UBS s’apprête-t-elle à quitter la Suisse? Depuis des mois, le géant bancaire est en froid avec le Conseil fédéral, et menace à ce titre de délocaliser aux Etats-Unis. A Washington, des points concrets auraient d'ores et déjà été discutés.
D’après le «Financial Times», le président du Conseil d'administration d’UBS, Colm Kelleher, et le secrétaire au Trésor américain, Scott Bessent, auraient discuté à huis clos des contours possibles d’un transfert du siège de la banque aux Etats-Unis. Le journal cite trois sources proches du dossier.
UBS nie, Keller-Sutter tempère
A l’origine de cette tentation d’exil: le renforcement des règles en matière de fonds propres que le Conseil fédéral souhaite imposer à UBS. A ce titre, la ministre des Finances Karin Keller-Sutter demande à la banque de mobiliser 23 milliards de dollars supplémentaires. Cette exigence s'inscrit dans le cadre du durcissement des règles pour les banques «too big to fail», conséquence directe de la débâcle de Credit Suisse en 2023.
Malgré les menaces de délocalisation de la grande banque, Karin Keller-Sutter est restée inflexible jusqu'à présent. La ministre des Finances a toutefois accepté de renouer le dialogue et a même rencontré Colm Kelleher le 27 octobre dernier, confirme son cabinet à Blick. La secrétaire d'État Daniela Stoffel était également présente lors de cette entrevue.
Malgré cette détente apparente, le «Financial Times» est catégorique: aussi bien Colm Kelleher que l’administration Trump seraient désormais ouverts à une délocalisation du siège aux Etats-Unis. Jusqu’ici, UBS a toujours nié vouloir tourner le dos à la Suisse. Aujourd'hui, la banque reste sur la même ligne: «Comme nous l’avons répété, nous entendons continuer à opérer avec succès en tant que banque globale depuis la Suisse», indique un porte-parole à la demande de Blick.
La presse internationale s'enflamme
Insuffisant toutefois pour faire taire les rumeurs de départ. En mars, l'agence Bloomberg révélait pour la première fois qu’UBS réfléchissait sérieusement à déplacer son siège à l’étranger.
Depuis, les informations se sont multipliées, surtout dans la presse internationale. Fin octobre, un chroniqueur de Bloomberg signait même un article explosif intitulé «Le départ d’UBS se rapproche». Il y évoquait notamment l’hypothèse d’un rachat par une banque américaine. Seulement, à l'heure actuelle, aucun acheteur potentiel ne semble intéressé.
Les Etats-Unis, seul point de chute possible
Mais à quoi pourrait ressembler concrètement un départ d’UBS ? Et quels seraient les coûts et les risques d'une délocalisation?
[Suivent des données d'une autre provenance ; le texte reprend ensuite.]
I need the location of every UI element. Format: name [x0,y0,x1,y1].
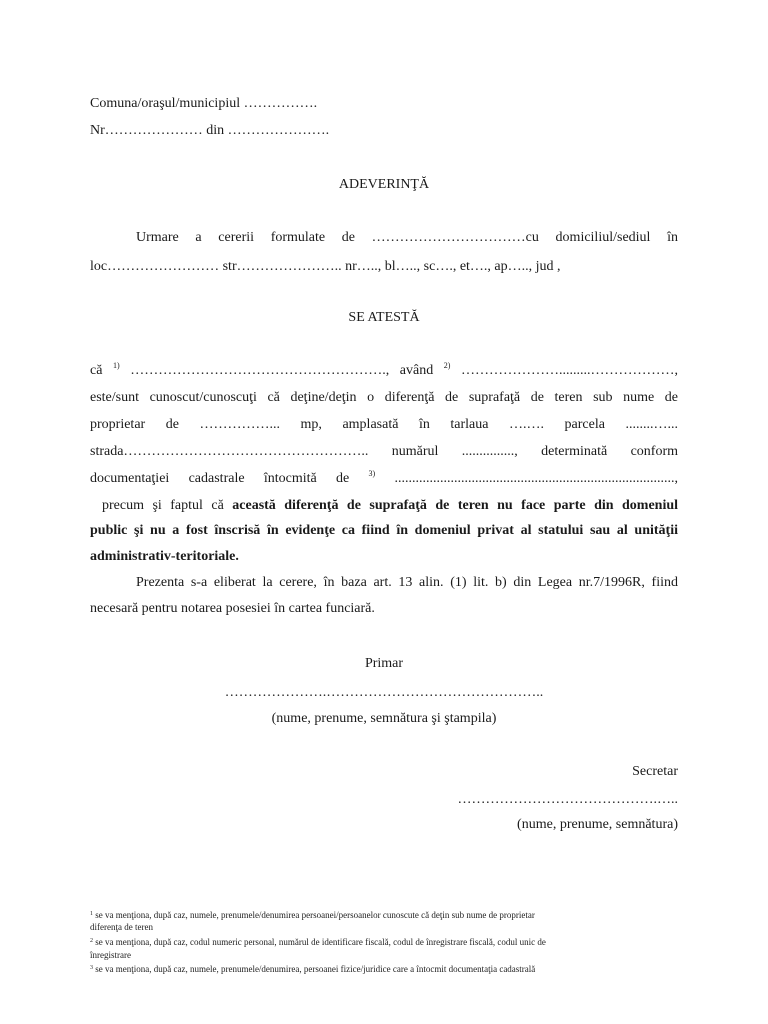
secretary-caption: (nume, prenume, semnătura) [517,817,678,832]
body-text: ………………………………………………., având [130,363,434,378]
body-line-6 [102,499,678,513]
footnote-1 [90,911,680,920]
body-line-1 [90,361,679,378]
number-line: Nr………………… din …………………. [90,123,330,138]
commune-line: Comuna/oraşul/municipiul ……………. [90,96,318,111]
footnote-2-cont: înregistrare [90,950,131,960]
footnote-1-cont: diferenţa de teren [90,922,153,932]
body-bold-text: administrativ-teritoriale. [90,549,239,564]
mayor-signature-line: ………………….……………………………………….. [224,685,544,700]
intro-line-2: loc…………………… str………………….. nr….., bl….., sc…., et…., ap….., jud , [90,259,561,274]
body-text: ………………….........………………, [461,363,679,378]
body-line-3: proprietar de ……………... mp, amplasată în tarlaua ….…. parcela ........…... [90,417,678,432]
footnote-3 [90,965,680,974]
footnote-mark: 3 [90,965,93,971]
footnote-text: se va menţiona, după caz, codul numeric personal, numărul de identificare fiscală, codul de înregistrare fiscală, codul unic de [95,937,546,947]
footnote-mark: 2 [90,938,93,944]
body-line-7 [90,524,678,538]
body-text: precum şi faptul că [102,498,224,513]
intro-line-1: Urmare a cererii formulate de ……………………………cu domiciliul/sediul în [136,230,678,245]
footnote-text: se va menţiona, după caz, numele, prenumele/denumirea persoanei/persoanelor cunoscute că deţin sub nume de proprietar [95,910,535,920]
footnote-ref-2: 2) [443,361,451,370]
body-bold-text: public şi nu a fost înscrisă în evidenţe ca fiind în domeniul privat al statului sau al unităţii [90,523,678,538]
mayor-caption: (nume, prenume, semnătura şi ştampila) [271,711,497,726]
secretary-title: Secretar [632,764,678,779]
footnote-mark: 1 [90,911,93,917]
body-line-5 [90,469,678,486]
body-bold-text: această diferenţă de suprafaţă de teren nu face parte din domeniul [232,498,679,513]
secretary-signature-line: …………………………………….….. [457,792,678,807]
footnote-ref-1: 1) [113,361,120,370]
body-text: documentaţiei cadastrale întocmită de [90,471,350,486]
body-line-10: necesară pentru notarea posesiei în cartea funciară. [90,601,375,616]
mayor-title: Primar [364,656,404,671]
footnote-2 [90,938,680,947]
body-text: că [90,363,103,378]
body-line-8 [90,550,239,564]
document-title: ADEVERINŢĂ [338,177,430,192]
footnote-text: se va menţiona, după caz, numele, prenumele/denumirea, persoanei fizice/juridice care a întocmit documentaţia cadastrală [95,964,536,974]
body-line-4: strada…………………………………………….. numărul ..............., determinată conform [90,444,678,459]
body-line-2: este/sunt cunoscut/cunoscuţi că deţine/deţin o diferenţă de suprafaţă de teren sub nume de [90,390,678,405]
attest-heading: SE ATESTĂ [348,310,420,325]
body-line-9: Prezenta s-a eliberat la cerere, în baza art. 13 alin. (1) lit. b) din Legea nr.7/1996R, fiind [136,575,678,590]
body-text: ................................................................................, [394,471,678,486]
footnote-ref-3: 3) [368,469,376,478]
La «Handelszeitung» a passé ce scénario au crible dans un article – relayé par Blick – en sollicitant plusieurs spécialistes de la régulation. Leur verdict est clair: «C’est réalisable avec l’aval des autorités, mais extrêmement coûteux», résume un expert de premier plan en réglementation bancaire.
Selon ces spécialistes, une seule destination aurait du sens pour UBS: les Etats-Unis. Les régulateurs américains ont en effet l’habitude de superviser des banques systémiques et, en cas de crise, la puissante Réserve fédérale serait en mesure de soutenir financièrement le géant bancaire.
Pour la place financière suisse, un départ d’UBS serait en revanche dévastateur. Des milliards de recettes fiscales et de nombreux emplois s’envoleraient à l’étranger, tandis que la célèbre Paradeplatz de Zurich verrait sa réputation sérieusement endommagée. L’ancien patron de la surveillance bancaire Daniel Zuberbühler se montre toutefois plus nuancé: «Un déménagement ne serait pas souhaitable, mais ce ne serait pas non plus une catastrophe», déclarait-il à la mi-septembre dans un entretien à Blick.